В метаниях прошла ночь: Илье становилось то жарко, то холодно, то страшно, то смешно, его то мучила жажда, то мутило. Но он был уверен, что это странное состояние не имеет ничего общего с похмельем, это была какая-то другая болезнь, прежде ему неведомая. Надо ли говорить, что Русецкий поджидал утро с таким нетерпением, с каким нечистая сила прислушивается к пению петуха. Однако, как ни подгонял Рузвельт рассвет, тот все равно наступил неожиданно. «Значит, спал», – решил Илья, блаженно вытянувшись на кровати. Исчез ночной морок, а вместе с ним и странное ощущение присутствия в доме чужого человека. Русецкий снова заснул.

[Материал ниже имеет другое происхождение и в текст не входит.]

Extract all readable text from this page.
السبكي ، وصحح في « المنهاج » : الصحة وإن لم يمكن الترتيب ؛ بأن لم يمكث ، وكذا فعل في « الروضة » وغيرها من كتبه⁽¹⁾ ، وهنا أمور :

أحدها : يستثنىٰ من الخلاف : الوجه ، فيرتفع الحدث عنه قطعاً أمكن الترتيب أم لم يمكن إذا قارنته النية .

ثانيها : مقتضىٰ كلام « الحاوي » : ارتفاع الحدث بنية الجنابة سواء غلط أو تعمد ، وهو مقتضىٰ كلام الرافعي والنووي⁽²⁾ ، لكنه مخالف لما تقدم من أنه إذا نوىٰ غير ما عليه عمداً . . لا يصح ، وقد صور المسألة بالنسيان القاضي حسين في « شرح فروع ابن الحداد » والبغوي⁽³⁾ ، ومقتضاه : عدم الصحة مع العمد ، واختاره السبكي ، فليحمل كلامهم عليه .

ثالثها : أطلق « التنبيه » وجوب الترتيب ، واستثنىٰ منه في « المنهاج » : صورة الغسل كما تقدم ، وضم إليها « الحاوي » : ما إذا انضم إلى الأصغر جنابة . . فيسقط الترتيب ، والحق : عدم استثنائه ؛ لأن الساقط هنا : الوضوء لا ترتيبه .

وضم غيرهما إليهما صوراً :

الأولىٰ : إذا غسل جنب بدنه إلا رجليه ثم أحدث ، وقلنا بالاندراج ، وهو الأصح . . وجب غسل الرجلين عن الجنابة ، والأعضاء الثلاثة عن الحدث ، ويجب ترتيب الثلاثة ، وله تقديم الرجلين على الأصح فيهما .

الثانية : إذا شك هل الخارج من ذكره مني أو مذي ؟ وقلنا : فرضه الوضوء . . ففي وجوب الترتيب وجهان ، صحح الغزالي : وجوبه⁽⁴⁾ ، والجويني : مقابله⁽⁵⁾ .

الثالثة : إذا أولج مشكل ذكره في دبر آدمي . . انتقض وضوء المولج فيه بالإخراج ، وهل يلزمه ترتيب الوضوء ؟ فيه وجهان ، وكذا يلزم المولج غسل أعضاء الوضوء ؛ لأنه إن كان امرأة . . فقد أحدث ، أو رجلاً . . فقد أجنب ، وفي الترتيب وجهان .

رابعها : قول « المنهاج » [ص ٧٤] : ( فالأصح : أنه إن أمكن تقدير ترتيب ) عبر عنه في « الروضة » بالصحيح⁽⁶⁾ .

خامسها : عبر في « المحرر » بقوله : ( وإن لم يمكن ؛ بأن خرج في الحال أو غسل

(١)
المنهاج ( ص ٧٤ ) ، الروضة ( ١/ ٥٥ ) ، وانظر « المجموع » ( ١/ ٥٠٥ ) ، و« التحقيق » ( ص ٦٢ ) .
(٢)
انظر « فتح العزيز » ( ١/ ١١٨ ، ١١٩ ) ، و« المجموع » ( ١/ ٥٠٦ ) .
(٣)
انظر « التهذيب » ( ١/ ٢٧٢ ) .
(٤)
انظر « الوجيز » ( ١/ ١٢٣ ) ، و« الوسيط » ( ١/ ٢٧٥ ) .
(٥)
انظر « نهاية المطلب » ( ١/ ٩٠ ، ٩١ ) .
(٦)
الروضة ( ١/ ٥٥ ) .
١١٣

Так же, как и Илья, практически не спала в эту ночь и Танька Егорова, бродившая по квартире, как призрак, к неудовольствию мужа и черного кота Кузи, периодически подававшего голос с кухонного пенала, откуда независимое животное наблюдало за передвижением вверенных ему «человеков». Кузя был в доме главным, это признавала даже Танька, мотавшаяся на рынок за каким-то особым видом кильки-тюльки, потому что все остальные сорта рыбы кот решительно отвергал.